Does sizeof result depends on the declaration of the string?

82 Views Asked by At

I get the size of str character array with the following test code:

int main()
{
    unsigned char str[] = "abcde";
    for(int j = 0; j <= 6; j++) {
        printf("str[%u]=%c;  %i\n", j, *(str+j), *(str+j));
    }
    printf("sizeof(str)=%lu\nstrlen(str)=%lu\n", sizeof(str), strlen(str));
    return 0;
}

The result is 6, as expected, as can be seen in the screen output here below:

str[0]=a;  97
str[1]=b;  98
str[2]=c;  99
str[3]=d;  100
str[4]=e;  101
str[5]=;  0
str[6]=;  0
sizeof(str)=6    //here it is!
strlen(str)=5

However, if I explicitly include the string dimension (5) in its declaration, like this:

unsigned char str[5] = "abcde";

now the result of sizeof is 5 rather than the expected 6, as can be seen from the function output:

str[0]=a;  97
str[1]=b;  98
str[2]=c;  99
str[3]=d;  100
str[4]=e;  101
str[5]=;  0
str[6];  8
sizeof(str)=5    // why 5 and not 6???
strlen(str)=5

My question: what is the reason for that different result? Note the termination character is correctly placed after last string character, as can be seen from the examples above. Thanks for the attention.

2

There are 2 best solutions below

6
Vlad from Moscow On BEST ANSWER

The string literal "abcde" used as an initializer of the array str has 6 characters including the terminating zero character '\0'.

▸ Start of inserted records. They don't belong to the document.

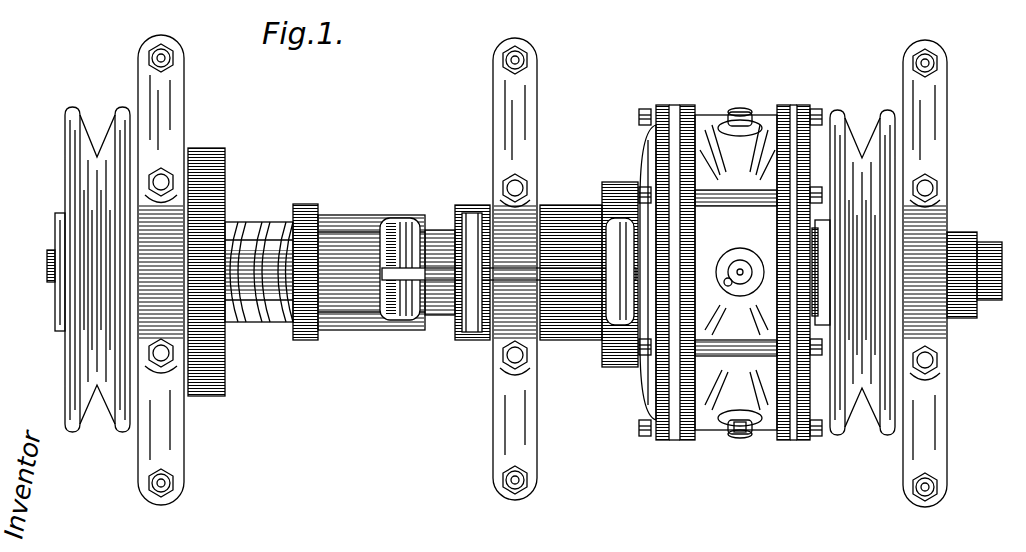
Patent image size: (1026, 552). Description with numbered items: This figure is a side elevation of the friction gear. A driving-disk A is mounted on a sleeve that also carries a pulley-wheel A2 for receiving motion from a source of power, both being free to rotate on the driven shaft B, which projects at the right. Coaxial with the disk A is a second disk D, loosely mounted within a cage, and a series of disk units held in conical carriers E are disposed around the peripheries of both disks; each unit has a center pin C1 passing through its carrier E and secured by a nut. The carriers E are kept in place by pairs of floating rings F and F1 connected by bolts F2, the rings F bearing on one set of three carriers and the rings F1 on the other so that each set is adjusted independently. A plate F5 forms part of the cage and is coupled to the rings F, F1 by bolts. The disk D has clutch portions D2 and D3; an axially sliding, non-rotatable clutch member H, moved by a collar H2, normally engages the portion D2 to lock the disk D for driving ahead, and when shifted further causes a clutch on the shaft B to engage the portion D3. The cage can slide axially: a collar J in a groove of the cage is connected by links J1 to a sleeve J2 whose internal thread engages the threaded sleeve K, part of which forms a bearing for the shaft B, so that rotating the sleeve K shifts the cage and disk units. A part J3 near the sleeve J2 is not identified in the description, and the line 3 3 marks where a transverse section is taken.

The driving-disk A is at (88, 269).
The pulley-wheel A2 is at (850, 150).
The driven shaft B is at (984, 300).
The center pin C1 is at (730, 432).
The disk D is at (161, 270).
The clutch portion of disk D D2 is at (515, 269).
The clutch portion of disk D D3 is at (925, 273).
The conical carrier E is at (742, 220).
The floating rings F is at (662, 418).
The floating rings F1 is at (802, 135).
The bolts F2 is at (820, 340).
The plate F5 is at (645, 165).
The clutch member H is at (442, 262).
The collar H2 is at (470, 316).
The collar J is at (624, 345).
The links J1 is at (478, 270).
The sleeve J2 is at (345, 256).
The bearing block J3 is at (428, 252).
The sleeve K is at (255, 238).
The section line 3 is at (740, 112).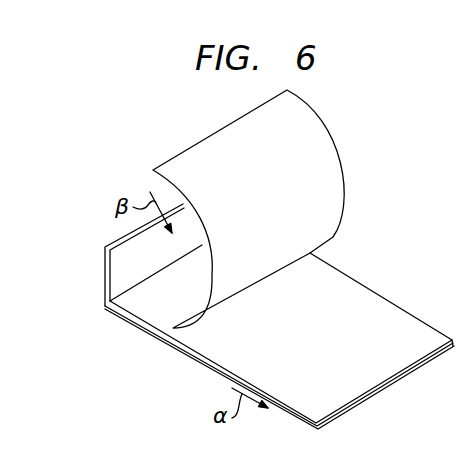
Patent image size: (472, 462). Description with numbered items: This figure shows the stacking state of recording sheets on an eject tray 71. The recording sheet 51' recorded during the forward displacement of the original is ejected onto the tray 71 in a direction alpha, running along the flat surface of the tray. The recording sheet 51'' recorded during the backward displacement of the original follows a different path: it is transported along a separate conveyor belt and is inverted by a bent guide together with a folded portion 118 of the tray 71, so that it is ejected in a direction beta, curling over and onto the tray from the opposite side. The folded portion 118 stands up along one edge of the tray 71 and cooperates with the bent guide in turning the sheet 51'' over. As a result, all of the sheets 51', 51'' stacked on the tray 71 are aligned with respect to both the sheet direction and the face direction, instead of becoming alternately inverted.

The folded portion 118 is at (110, 268).
The tray 71 is at (193, 353).
The recording sheet recorded during forward displacement 51' is at (281, 332).
The recording sheet recorded during backward displacement 51'' is at (274, 209).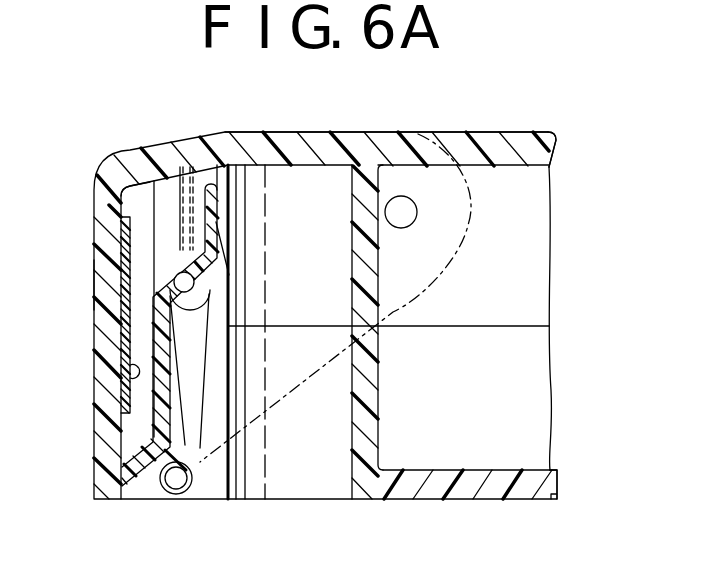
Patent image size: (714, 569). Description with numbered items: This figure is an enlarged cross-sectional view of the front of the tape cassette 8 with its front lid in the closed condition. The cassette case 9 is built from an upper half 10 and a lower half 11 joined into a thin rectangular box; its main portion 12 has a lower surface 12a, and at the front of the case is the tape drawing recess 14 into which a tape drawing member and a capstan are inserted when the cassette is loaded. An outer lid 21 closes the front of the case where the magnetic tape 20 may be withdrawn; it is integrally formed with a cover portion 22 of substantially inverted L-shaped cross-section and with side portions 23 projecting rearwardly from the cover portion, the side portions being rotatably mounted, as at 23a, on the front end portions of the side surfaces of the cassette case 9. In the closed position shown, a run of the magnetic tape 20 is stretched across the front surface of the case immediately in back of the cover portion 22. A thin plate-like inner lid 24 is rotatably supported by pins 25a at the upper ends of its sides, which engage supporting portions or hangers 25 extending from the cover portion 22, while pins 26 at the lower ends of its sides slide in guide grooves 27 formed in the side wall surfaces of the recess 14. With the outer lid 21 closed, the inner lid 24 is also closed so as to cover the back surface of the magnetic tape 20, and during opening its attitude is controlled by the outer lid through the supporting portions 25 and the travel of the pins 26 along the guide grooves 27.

The tape cassette 8 is at (100, 130).
The cassette case 9 is at (525, 135).
The upper half 10 is at (472, 135).
The lower half 11 is at (425, 500).
The main portion 12 is at (557, 153).
The lower surface of the main portion 12a is at (520, 503).
The tape drawing recess 14 is at (350, 457).
The magnetic tape 20 is at (127, 378).
The outer lid 21 is at (94, 222).
The cover portion 22 is at (93, 282).
The side portions 23 is at (133, 190).
The pivot mounting 23a is at (410, 214).
The inner lid 24 is at (170, 368).
The supporting portions 25 is at (157, 192).
The pins 25a is at (194, 290).
The pins 26 is at (200, 462).
The guide grooves 27 is at (203, 462).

But you explicitly declared the array only with 5 characters:

unsigned char str[5] = "abcde";
              ^^^^^^  

So it is even unimportant how you are initializing the array because you explicitly specfied its size equal to 5 and sizeof( unsigned char ) is always equal to 1. So sizeof( str ) is evidently equal to 5.

Pay attention to that in this case your array does not contain a string because it is unable to accommodate the terminating zero character '\0' of the string literal. So for eample calling the function strlen for the array invokes undefined behavior.

Opposite to C in C++ such a declaration is invalid. In C++ you should write at least

unsigned char str[6] = "abcde";

or as you wrote the first declaration of the array like

unsigned char str[] = "abcde";

In the last case the number of elements in the array is equal to the number of characters in the string literal.

Also to output values of the type size_t you should use conversion specifier zu instead of lu because in general it is not necessay that the type size_t is an alias of the type unsigned long. In some systems it can be an alias of the type unsigned long long.

Frpm the C Standard (7.19 Common definitions <stddef.h>)

Recommended practice

4 The types used for size_t and ptrdiff_t should not have an integer conversion rank greater than that of signed long int unless the implementation supports objects large enough to make this necessary.

So you need to write

printf("sizeof(str)=%zu\nstrlen(str)=%zu\n", sizeof(str), strlen(str));
2
Sergej Christoforov On

strlen(str) in the second case is an undefined behavior.

Note the termination character is correctly placed after last string character, as can be seen from the examples above.

No, it's not. As per C11 6.7.9 14:

An array of character type may be initialized by a character string literal or UTF−8 string literal, optionally enclosed in braces. Successive bytes of the string literal (including the terminating null character if there is room or if the array is of unknown size) initialize the elements of the array.

There's no room for the terminating null character, so it's not added. Thus the result of sizeof is different.